Drying; longevity; orthodox seeds; viability


Tolerância à dessecação e armazenamento de sementes de Caesalpinia echinata Lam. (pau-brasil), espécie da Mata Atlântica

CLAUDIO J. BARBEDO1 1 . Instituto de Botânica, Caixa Postal 4005, 01061-970 São Paulo, SP, Brasil. ,2 1 . Instituto de Botânica, Caixa Postal 4005, 01061-970 São Paulo, SP, Brasil. , DENISE A.C. BILIA1 1 . Instituto de Botânica, Caixa Postal 4005, 01061-970 São Paulo, SP, Brasil. e RITA DE CÁSSIA L. FIGUEIREDO-RIBEIRO1 1 . Instituto de Botânica, Caixa Postal 4005, 01061-970 São Paulo, SP, Brasil.

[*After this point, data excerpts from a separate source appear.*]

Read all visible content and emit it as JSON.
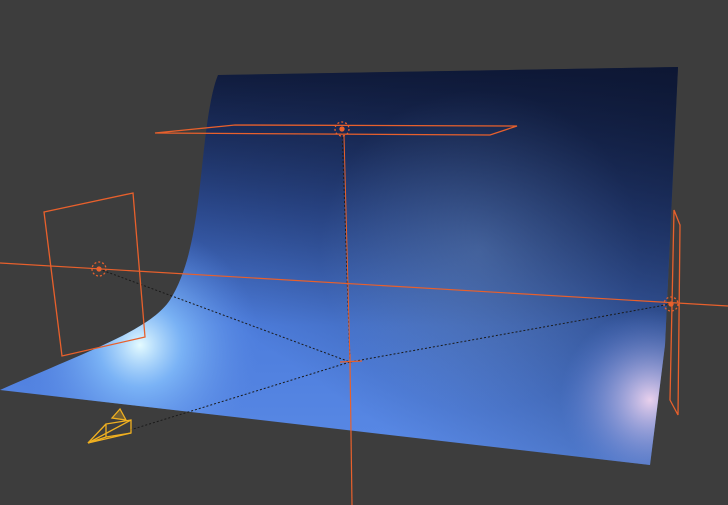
{
  "viewport": {
    "background_color": "#3d3d3d",
    "selection_color": "#e8602c",
    "camera_color": "#f0b020",
    "backdrop_top_color": "#14234a",
    "backdrop_mid_color": "#4f7fd8",
    "backdrop_highlight_color": "#d8f4ff"
  },
  "objects": [
    {
      "name": "backdrop",
      "icon": "plane-mesh"
    },
    {
      "name": "top-area-light",
      "icon": "area-light"
    },
    {
      "name": "left-area-light",
      "icon": "area-light"
    },
    {
      "name": "right-area-light",
      "icon": "area-light"
    },
    {
      "name": "camera",
      "icon": "camera"
    },
    {
      "name": "empty-target",
      "icon": "empty"
    }
  ]
}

(recebido: 19 de dezembro de 2001; aceito: 27 de junho de 2002)

ABSTRACT – (Desiccation tolerance and storage of seeds of Caesalpinia echinata Lam. (Brazil Wood), a species from the Atlantic Forest). The exploitation of Caesalpinia echinata reduced markedly the original geographic distribution of the species. The knowledge of seed physiology, mainly desiccation tolerance and storability, could be helpful for the conservation of the species and future recovery of degraded areas of the Atlantic Forest. Desiccation study was performed in four categories of seeds selected according to colour and size (I, II, III, and IV stages), being submitted to drying at 40 ºC and 50 ºC until 8% water content was reached. Freshly harvested and dried (9.7%) seeds were stored in cold chamber (7 ± 1 ºC) or in natural environment (22 ± 7 ºC) using packages with three different levels of permeability. Results showed that seeds of C. echinata are tolerant to desiccation (until 7.6% wet basis) and seed sensitivity to drying is dependent on the initial quality of the seed. Seeds stored in natural environment lost their viability in three months while under low temperatures germination was 80% after 18 months.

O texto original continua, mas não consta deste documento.